Frowning, I said, “I wasn’t trying to piss them off.” Was I? “I just felt I needed to do something more real.”

“So you went from the land of make-believe to the realest of the real. The military. War.”

“I did,” I said slowly, never having thought of it that way before.

Jay stopped walking and tugged on my hand until I was facing him. A slight question in his eyes, he leaned forward and let his lips brush mine. When I leaned into the kiss, he put his arm around my waist, pulled me closer, and kissed me properly. A warmth that was more volcanic than cozy fizzed through me.
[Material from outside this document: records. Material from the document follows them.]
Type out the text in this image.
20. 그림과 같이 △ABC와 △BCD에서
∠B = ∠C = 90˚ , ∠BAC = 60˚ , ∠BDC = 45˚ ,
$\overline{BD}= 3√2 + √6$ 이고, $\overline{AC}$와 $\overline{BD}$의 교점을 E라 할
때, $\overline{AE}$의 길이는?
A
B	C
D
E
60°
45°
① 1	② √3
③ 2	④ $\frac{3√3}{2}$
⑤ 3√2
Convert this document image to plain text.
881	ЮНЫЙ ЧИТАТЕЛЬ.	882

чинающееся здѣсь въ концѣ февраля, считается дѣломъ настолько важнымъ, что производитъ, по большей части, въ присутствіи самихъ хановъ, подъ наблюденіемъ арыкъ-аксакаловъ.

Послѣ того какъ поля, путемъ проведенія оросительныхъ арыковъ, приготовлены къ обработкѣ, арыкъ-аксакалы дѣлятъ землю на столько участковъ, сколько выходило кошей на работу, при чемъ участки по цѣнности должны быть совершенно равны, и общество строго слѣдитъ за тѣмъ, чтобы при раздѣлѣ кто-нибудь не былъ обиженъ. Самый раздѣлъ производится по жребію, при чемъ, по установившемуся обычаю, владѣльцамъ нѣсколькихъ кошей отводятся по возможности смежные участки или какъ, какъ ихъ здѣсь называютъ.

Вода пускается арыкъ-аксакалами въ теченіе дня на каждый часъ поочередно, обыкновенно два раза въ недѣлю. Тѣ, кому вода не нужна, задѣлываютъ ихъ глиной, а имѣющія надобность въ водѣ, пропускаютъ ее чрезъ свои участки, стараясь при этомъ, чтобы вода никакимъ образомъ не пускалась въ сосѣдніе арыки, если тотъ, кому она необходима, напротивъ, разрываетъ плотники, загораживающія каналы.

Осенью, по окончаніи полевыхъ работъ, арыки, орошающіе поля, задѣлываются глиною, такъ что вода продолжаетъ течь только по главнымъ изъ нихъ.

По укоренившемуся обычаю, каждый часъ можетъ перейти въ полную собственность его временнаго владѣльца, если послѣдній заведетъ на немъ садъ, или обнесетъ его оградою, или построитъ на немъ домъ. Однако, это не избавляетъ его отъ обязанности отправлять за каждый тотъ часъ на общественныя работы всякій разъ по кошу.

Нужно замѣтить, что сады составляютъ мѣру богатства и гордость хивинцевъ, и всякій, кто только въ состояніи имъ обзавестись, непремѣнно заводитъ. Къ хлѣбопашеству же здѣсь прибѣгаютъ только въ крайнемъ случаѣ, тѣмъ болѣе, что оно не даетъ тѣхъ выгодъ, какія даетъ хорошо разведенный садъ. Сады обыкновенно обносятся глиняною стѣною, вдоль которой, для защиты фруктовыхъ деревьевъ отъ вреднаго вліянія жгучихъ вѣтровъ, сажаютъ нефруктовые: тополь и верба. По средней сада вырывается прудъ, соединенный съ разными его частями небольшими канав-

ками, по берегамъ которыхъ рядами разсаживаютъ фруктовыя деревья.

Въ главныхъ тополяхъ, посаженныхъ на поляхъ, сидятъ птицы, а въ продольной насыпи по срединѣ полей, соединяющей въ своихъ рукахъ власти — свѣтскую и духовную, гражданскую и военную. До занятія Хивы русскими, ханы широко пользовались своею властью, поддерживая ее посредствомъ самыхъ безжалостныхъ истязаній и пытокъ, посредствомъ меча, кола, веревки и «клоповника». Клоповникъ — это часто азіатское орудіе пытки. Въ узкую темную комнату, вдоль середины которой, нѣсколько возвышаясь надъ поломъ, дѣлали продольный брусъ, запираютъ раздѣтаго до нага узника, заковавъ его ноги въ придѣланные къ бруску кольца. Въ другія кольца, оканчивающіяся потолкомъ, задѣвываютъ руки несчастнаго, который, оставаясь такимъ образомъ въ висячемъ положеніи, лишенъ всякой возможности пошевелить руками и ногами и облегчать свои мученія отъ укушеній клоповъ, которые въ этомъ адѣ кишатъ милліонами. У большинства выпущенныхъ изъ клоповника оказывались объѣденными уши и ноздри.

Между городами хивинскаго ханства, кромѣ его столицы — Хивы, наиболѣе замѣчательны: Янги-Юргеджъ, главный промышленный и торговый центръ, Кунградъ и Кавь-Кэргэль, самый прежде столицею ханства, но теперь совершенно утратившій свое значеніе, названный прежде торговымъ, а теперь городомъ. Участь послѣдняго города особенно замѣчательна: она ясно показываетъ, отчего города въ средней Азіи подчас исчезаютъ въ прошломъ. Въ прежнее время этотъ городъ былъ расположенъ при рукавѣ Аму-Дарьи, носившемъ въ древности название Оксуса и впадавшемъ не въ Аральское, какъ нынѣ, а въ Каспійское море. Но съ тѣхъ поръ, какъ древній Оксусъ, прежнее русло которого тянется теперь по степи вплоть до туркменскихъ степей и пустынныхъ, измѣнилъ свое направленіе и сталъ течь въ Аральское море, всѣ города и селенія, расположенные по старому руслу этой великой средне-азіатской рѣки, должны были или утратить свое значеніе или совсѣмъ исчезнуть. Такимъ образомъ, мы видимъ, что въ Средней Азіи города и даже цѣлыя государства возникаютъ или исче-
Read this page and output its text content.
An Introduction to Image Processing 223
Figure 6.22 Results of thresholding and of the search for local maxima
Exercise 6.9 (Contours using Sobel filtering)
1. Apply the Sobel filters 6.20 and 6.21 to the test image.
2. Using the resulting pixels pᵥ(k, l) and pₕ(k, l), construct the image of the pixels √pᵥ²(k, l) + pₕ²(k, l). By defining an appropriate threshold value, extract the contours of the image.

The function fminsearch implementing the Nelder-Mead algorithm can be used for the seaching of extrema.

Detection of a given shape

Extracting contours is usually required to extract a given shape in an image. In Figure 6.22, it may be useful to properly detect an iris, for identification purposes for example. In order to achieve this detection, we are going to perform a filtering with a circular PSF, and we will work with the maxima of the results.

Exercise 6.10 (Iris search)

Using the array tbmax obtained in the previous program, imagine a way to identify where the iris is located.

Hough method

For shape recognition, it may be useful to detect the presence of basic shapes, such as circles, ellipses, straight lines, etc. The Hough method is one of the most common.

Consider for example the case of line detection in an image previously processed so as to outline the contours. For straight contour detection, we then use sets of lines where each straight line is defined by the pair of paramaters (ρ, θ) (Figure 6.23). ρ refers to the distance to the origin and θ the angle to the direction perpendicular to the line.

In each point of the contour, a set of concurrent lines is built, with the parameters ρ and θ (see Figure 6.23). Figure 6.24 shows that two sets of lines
Jay’s chest and thighs felt steady and solid against mine and I wondered if he could feel my heart beating. My arms twined around his neck, but then I drew away with a gasp.

“Your side!”

“It’s fine,” Jay assured me, trying to pull me into his arms again. “It’s feeling better by the second, in fact. Hardly know it’s there.”

I laughed and gave him a quick kiss. “Still, we don’t want to aggravate the wound.”

“Yes we do.”

A gaggle of teens bicycled past, one of them towing a skateboarder. They gave us knowing looks and one of the girls giggled. Jay released me with a rueful grin, his hazel eyes fixed on mine. “Lunch?”

“Sure. Then we can get back to figuring out who’s behind the murder and the attacks.”

“That romantic streak of yours is what attracted me in the first place. Let’s do it.”